8.       WE NOTE YOUR RESPONSE TO PRIOR COMMENT 27. PLEASE PROVIDE GREATER
         DETAIL REGARDING THE CIRCUMSTANCES UNDER WHICH INVESTORS WOULD NEED TO
         RETURN DISTRIBUTIONS.

         A more detailed discussion of the circumstances under which a limited
partner would be obligated to return distributions has been added to this risk
factor on page 15.


Pamela A. Long
August 22, 2006
Page 4

COMMITTEES OF OUR BOARD OF DIRECTORS, PAGE 23

9. WE REISSUE PRIOR COMMENT 36. YOU STATE IN YOUR RESPONSE THAT THE COMPANY DOES
NOT CURRENTLY HAVE ANY EXISTING COMMITTEES, YET YOUR DISCLOSURE IN THE
PROSPECTUS STATES THAT COMMITTEES HAVE BEEN ESTABLISHED. PLEASE CLARIFY WHETHER
YOU CURRENTLY HAVE ANY EXISTING COMMITTEES AND, IF SO, DISCLOSE THE NAMES OF THE
MEMBERS OF THE COMMITTEES.

         The inconsistency between the prior response and the disclosure was an
error. As stated in the disclosure, the Company has established an Audit
Committee and an Executive Committee. The disclosure has also been revised to
include the names of the members of each such committee.

PRIOR OFFERINGS BY AFFILIATES, PAGE 39

10.      WE NOTE YOUR RESPONSE TO PRIOR COMMENT 46. PLEASE DELETE THE REFERENCE
         TO "ANTICIPATED" RETURNS OR DISTRIBUTIONS.

         As discussed above in comment 6, references to "anticipated"
distributions have been deleted from this section, and have been recharacterized
as "target" distributions, to emphasize that the 10% return is only a goal of
the fund, and not a guaranteed return.

PROPOSED SALES MATERIAL

11.      PLEASE REVISE YOUR SALES MATERIALS TO ADDRESS THE COMMENTS IN THIS
         LETTER AND OUR PRIOR LETTER DATED MARCH 9, 2006. ALSO, THE SALES
         MATERIAL CANNOT CONTAIN INFORMATION THAT IS NOT IN THE PROSPECTUS.
         PLEASE REVISE.

         Significant revisions have been made to the sales materials, both to
provide a more balanced presentation of the risks and benefits of an investment
in the fund, and to include information in the prospectus that had previously
been contained solely in the sales materials. The majority of this information
can be found in the new prospectus section entitled "Our Industry and Our
Company," beginning on page 21 of the prospectus.

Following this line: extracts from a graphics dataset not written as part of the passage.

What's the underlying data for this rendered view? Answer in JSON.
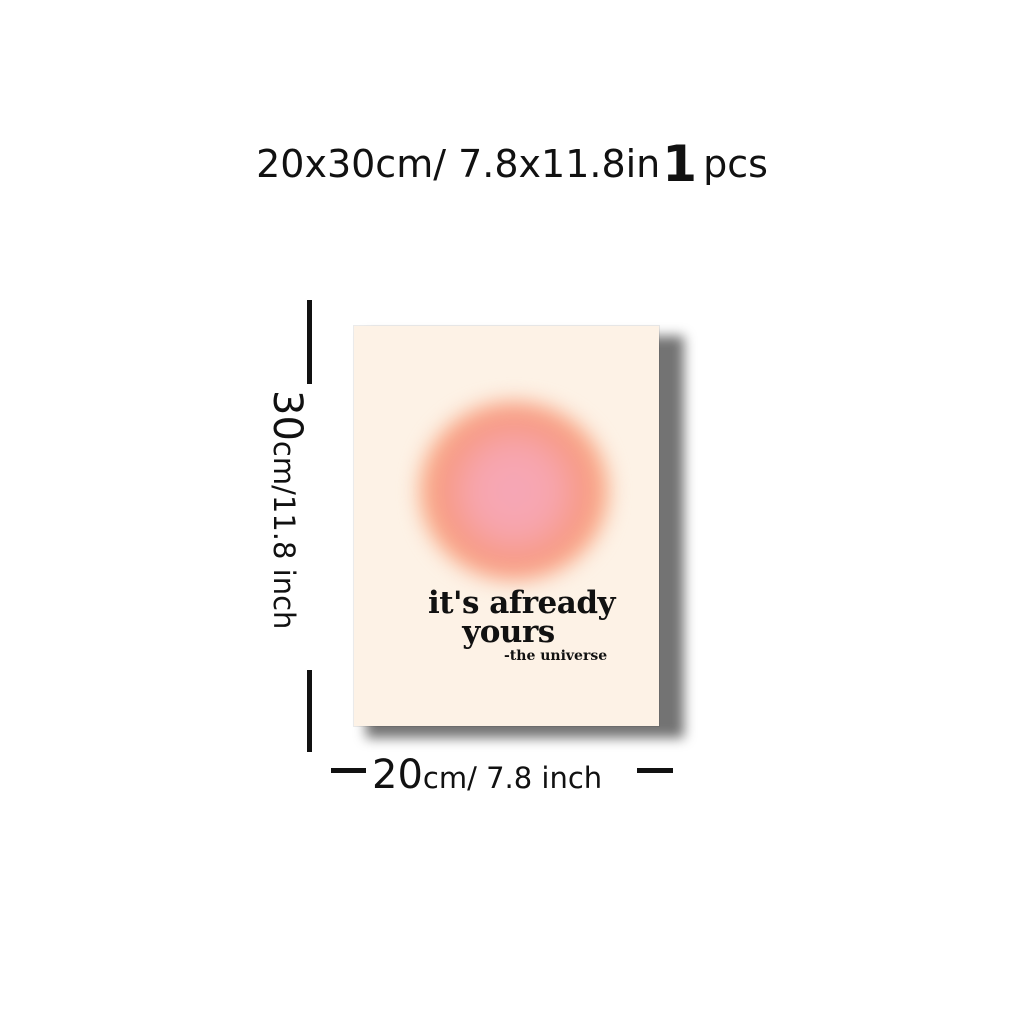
{
  "header": {
    "size_text": "20x30cm/ 7.8x11.8in",
    "quantity_number": "1",
    "quantity_unit": "pcs"
  },
  "poster": {
    "quote_line1": "it's afready",
    "quote_line2": "yours",
    "attribution": "-the universe",
    "background_color": "#fdf2e6",
    "aura_colors": [
      "#f6a7b8",
      "#f79a86",
      "#f9b28a"
    ]
  },
  "dimensions": {
    "height_value": "30",
    "height_unit": "cm/11.8 inch",
    "width_value": "20",
    "width_unit": "cm/ 7.8 inch"
  }
}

12.      ITEM 19 OF INDUSTRY GUIDE 5 STATES THAT THE SALES MATERIAL SHOULD
         PRESENT A BALANCED DISCUSSION OF BOTH THE RISK AND REWARD. THUS, FOR
         EXAMPLE, WHEN YOU TALK ABOUT REINVESTMENT OF EXCESS CASH FLOW, YOU
         SHOULD ALSO DISCUSS THE RISK THAT YOU MAY NOT GENERATE EXCESS CASH FLOW
         FOR REINVESTMENT. PLEASE REVISE ALL OF THE SALES MATERIAL TO PRESENT A
         BALANCED DISCUSSION. WE MAY HAVE FURTHER COMMENTS.

         As stated above, revisions have been made throughout the sales
materials to provide a more balanced presentation. Revised materials are
enclosed with the hard copy of this letter.


Pamela A. Long
August 22, 2006
Page 5

         If you have any questions regarding the responses to the comments or
regarding the filing in general, please call me at 215-851-8158. Thank you for
your prompt attention to this matter.

                                   Sincerely,
                                   Reed Smith LLP


                                   By: /s/ Richard G. Devlin
                                      --------------------------------
                                            Richard G. Devlin
Enclosures
cc: Brigitte Lippmann, Esq.
    Kimberly A. Springsteen (w/o encl.)
    Michael B. Pollack, Esq. (w/o encl.)